ACSA board members unanimously voted last week to appoint Talé D. Lockett, a New Orleans native who began his teaching career in Baton Rouge, to the organization's top post.

He will replace former chief financial officer Stuart Gay, who has managed the network as interim CEO since July 2018.

Aaron Jackson, chairman of the board of trustees, said he was thankful to have found the best candidate to take the helm as members "diligently forge a new path toward success and academic excellence."

The Algiers Charter network was formed in 2005 by Orleans Parish School Board members and neighborhood representatives who "provided the first educational options for families returning to New Orleans after Hurricane Katrina," according to its website.

In December 2005, the OPSB gave it six schools to operate: Martin-Behrman Elementary, Dwight D. Eisenhower Elementary, William J. Fischer Elementary, Alice M. Harte Elementary, Edna Karr Secondary and O. Perry Walker Senior High.

Within two years it expanded to nine schools, becoming the largest charter group in the city.

By 2013, however, the network was facing turmoil, with high turnover rates among teachers and staff and a strained relationship with the Orleans Parish School Board.

That year, Alice Harte and Edna Karr were turned over to InspireNOLA, another charter group formed by a former principal who worked for Algiers Charter.

The board also got approval to merge the B-rated O. Perry Walker with L.B. Landry High School, an F-rated school that had a brand new facility, to form L.B Landry-O.P. Walker College and Career Preparatory High School.

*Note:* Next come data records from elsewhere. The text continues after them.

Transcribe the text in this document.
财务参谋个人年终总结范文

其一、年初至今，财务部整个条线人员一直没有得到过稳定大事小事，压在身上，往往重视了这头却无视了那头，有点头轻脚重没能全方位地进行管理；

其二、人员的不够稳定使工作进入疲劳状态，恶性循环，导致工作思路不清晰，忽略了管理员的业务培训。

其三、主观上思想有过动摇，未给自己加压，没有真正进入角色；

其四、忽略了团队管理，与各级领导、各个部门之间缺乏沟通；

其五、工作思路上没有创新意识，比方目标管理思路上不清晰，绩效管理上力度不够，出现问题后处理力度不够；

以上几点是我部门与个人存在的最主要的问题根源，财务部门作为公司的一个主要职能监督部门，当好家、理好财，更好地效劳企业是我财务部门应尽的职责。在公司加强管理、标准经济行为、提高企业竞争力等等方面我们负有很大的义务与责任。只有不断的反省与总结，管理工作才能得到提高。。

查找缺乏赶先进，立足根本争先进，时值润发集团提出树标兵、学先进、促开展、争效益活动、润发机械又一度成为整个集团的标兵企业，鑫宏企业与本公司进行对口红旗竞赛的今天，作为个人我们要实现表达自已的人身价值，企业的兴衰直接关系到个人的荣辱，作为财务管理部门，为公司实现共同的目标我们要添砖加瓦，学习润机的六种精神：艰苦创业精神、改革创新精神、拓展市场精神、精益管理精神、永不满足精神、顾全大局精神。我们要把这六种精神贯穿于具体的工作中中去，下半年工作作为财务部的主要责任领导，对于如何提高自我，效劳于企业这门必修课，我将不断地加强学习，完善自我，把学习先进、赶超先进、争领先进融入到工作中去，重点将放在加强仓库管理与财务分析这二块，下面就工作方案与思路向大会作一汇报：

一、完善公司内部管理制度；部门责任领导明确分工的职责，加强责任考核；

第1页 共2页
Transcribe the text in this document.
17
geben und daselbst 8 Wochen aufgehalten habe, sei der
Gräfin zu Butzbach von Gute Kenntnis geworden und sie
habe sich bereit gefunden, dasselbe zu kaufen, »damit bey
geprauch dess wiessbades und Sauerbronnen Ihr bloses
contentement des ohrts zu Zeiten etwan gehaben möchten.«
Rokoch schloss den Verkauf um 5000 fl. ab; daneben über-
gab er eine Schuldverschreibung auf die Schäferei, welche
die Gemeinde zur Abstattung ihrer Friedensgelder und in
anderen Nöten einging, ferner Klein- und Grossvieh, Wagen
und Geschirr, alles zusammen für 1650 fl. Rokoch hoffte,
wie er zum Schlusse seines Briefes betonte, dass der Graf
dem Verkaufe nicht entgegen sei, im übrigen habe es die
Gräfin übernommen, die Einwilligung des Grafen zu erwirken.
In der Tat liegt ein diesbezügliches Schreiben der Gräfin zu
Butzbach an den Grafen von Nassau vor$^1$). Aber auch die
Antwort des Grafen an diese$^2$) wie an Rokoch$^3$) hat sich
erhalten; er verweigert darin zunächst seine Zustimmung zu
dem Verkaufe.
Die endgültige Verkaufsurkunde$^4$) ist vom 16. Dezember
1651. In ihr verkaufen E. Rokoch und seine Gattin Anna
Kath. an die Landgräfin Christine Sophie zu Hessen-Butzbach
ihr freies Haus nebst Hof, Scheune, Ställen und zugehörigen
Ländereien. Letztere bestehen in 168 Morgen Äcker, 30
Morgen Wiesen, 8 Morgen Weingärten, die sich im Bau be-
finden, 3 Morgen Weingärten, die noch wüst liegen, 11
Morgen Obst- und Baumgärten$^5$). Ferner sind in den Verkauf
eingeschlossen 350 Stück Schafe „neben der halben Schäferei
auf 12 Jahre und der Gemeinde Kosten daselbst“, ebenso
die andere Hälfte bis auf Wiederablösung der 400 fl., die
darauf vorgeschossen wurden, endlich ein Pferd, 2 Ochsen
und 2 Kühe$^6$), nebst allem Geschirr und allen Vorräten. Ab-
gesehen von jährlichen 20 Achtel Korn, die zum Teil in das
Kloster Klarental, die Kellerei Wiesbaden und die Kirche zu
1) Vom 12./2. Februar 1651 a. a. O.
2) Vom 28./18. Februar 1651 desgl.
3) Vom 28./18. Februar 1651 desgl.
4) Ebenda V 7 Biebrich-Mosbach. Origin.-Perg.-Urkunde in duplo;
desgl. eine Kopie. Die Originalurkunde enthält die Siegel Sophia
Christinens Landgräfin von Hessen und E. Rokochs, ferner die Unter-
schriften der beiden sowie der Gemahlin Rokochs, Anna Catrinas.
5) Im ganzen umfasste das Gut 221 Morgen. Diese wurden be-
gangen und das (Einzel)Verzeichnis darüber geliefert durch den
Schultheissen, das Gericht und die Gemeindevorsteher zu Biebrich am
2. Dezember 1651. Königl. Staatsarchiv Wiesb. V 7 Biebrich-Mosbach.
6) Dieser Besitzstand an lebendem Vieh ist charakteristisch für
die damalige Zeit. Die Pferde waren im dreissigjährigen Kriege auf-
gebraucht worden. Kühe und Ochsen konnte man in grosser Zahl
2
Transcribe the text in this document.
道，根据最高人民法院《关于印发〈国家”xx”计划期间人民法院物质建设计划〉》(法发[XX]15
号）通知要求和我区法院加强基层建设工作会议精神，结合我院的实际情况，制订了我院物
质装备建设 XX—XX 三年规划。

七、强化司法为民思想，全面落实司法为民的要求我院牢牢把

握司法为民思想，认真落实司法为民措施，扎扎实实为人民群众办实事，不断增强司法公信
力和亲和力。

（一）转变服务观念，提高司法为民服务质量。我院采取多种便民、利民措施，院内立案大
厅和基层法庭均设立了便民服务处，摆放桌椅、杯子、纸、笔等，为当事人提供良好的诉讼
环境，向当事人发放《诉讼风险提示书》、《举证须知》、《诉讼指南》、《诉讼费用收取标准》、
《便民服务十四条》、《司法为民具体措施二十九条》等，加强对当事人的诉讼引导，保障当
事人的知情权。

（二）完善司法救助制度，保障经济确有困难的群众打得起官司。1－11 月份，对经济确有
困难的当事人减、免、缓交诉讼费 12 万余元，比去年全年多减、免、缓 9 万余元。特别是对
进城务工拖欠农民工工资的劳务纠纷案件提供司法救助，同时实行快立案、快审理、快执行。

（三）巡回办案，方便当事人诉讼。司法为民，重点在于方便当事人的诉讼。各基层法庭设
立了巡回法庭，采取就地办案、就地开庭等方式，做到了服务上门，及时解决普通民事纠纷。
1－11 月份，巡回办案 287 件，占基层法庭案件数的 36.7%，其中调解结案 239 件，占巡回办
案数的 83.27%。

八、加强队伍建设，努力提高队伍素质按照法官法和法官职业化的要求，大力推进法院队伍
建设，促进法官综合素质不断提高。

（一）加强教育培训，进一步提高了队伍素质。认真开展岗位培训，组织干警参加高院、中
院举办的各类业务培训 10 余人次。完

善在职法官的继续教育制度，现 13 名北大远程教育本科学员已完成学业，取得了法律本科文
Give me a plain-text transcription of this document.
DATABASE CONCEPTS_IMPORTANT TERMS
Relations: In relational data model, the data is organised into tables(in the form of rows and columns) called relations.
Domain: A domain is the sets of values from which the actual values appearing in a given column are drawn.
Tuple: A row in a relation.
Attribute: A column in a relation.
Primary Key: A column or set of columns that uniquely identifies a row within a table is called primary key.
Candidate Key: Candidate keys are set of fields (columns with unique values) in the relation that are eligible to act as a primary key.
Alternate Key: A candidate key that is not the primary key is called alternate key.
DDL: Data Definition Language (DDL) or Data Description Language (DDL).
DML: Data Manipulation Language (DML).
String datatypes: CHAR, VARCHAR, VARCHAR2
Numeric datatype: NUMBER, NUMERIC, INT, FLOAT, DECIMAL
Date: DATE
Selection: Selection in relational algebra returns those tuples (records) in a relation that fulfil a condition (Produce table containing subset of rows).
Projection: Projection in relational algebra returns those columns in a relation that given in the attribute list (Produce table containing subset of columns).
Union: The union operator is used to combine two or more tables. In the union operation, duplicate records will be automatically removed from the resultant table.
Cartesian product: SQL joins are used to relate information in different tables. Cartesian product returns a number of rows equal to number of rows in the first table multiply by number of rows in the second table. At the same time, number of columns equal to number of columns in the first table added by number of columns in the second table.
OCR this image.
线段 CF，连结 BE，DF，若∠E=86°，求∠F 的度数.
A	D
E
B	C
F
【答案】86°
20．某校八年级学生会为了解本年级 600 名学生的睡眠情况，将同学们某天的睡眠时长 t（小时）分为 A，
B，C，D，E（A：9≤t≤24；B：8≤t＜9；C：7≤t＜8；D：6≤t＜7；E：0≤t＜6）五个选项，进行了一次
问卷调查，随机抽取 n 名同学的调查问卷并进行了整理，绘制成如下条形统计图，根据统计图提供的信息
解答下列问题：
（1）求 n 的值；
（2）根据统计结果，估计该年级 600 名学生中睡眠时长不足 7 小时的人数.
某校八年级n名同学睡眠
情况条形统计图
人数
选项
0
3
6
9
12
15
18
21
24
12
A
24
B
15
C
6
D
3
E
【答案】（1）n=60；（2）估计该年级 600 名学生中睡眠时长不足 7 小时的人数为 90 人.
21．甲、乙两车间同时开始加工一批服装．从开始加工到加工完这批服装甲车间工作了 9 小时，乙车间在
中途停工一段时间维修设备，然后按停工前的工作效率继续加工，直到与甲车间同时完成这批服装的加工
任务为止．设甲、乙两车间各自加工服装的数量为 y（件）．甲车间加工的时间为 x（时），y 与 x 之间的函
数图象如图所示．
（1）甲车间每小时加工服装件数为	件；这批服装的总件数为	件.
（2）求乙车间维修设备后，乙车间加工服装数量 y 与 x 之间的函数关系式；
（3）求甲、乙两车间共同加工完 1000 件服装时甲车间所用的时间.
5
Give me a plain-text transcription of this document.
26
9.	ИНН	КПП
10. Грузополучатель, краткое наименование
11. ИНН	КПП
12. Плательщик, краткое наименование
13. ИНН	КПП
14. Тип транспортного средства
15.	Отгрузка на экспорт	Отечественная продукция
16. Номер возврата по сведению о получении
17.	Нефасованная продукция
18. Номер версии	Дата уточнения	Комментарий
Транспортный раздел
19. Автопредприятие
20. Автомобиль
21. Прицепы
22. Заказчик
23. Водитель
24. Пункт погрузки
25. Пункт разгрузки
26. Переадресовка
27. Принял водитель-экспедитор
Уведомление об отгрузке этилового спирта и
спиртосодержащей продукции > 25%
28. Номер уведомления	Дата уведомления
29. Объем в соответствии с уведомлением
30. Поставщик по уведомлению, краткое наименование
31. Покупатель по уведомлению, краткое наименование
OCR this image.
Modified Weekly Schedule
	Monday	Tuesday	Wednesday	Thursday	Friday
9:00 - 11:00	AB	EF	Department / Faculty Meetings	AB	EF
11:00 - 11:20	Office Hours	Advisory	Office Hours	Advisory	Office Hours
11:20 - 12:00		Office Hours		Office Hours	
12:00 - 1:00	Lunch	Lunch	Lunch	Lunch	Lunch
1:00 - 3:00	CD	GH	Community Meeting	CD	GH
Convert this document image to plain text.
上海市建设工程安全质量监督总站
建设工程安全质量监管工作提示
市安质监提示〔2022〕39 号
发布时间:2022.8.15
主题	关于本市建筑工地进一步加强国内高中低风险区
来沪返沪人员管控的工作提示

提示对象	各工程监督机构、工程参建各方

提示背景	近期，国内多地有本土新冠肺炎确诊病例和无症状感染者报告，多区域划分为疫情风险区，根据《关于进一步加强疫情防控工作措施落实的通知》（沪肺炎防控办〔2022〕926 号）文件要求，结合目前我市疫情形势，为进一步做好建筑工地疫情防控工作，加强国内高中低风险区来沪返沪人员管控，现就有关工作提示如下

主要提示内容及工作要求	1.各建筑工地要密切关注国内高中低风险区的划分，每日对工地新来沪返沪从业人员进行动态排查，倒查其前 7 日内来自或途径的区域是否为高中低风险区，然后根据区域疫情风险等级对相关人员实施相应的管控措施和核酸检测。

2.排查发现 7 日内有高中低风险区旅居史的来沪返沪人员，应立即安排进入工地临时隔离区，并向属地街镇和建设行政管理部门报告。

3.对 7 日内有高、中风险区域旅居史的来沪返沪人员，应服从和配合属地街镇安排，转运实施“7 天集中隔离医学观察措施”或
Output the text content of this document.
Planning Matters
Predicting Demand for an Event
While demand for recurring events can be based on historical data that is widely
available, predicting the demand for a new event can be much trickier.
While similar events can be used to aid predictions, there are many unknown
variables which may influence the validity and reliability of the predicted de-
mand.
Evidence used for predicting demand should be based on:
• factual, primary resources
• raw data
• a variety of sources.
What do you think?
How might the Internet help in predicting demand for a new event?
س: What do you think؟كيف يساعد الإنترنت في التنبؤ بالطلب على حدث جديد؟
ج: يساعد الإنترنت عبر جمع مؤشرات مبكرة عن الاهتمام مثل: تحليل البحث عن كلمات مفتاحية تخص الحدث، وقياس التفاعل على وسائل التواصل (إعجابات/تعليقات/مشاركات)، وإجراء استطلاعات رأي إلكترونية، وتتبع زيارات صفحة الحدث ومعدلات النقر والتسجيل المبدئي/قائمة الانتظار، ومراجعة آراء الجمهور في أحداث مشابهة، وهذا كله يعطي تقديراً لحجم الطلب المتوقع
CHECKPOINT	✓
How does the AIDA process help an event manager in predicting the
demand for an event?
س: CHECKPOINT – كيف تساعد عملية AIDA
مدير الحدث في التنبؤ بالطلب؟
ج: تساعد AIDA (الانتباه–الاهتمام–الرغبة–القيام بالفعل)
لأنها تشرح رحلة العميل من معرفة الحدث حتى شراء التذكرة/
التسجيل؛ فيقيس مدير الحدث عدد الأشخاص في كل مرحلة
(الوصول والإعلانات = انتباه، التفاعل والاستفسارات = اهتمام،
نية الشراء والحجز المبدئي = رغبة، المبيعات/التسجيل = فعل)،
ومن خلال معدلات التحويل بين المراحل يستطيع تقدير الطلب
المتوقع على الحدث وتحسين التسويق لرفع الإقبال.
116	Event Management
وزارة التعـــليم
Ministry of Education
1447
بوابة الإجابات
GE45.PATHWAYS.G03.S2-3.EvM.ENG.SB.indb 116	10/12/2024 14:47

This year, Algiers Charter closed William J. Fischer Accelerated Academy and McDonogh No. 32 Literacy Charter School due to low attendance and failing grades.

The latest closures leave the network with just two schools: Landry-Walker, which fell from a D to an F in 2018, and Martin Behrman Charter Academy of Creative Arts & Sciences, which earned a C for the past three years. In 2018, nearly 1,900 students attended the two schools.

Lockett graduated with a degree in counseling and a minor in special education from Southern University. He received a master’s degree in education administration from Prairie View A&M University and expects to graduate with a doctorate in educational leadership from the University of Phoenix in December.

Lockett started as a co-teacher for kindergarten and first grade in the East Baton Rouge Parish school system. He taught middle school and high school math and special education in Texas before becoming principal and then director of school support for a charter school system there.

He returned to Louisiana to work in leadership roles at charter networks in Baton Rouge before becoming principal of Lafayette Renaissance Charter Academy in Lafayette.

"As a product of the Orleans Parish school system, I’m happy to bring my educational expertise back to my hometown," Lockett said in a statement. "I am committed to working tirelessly to provide a quality education and world-class learning experiences to all of our Algiers Charter families.”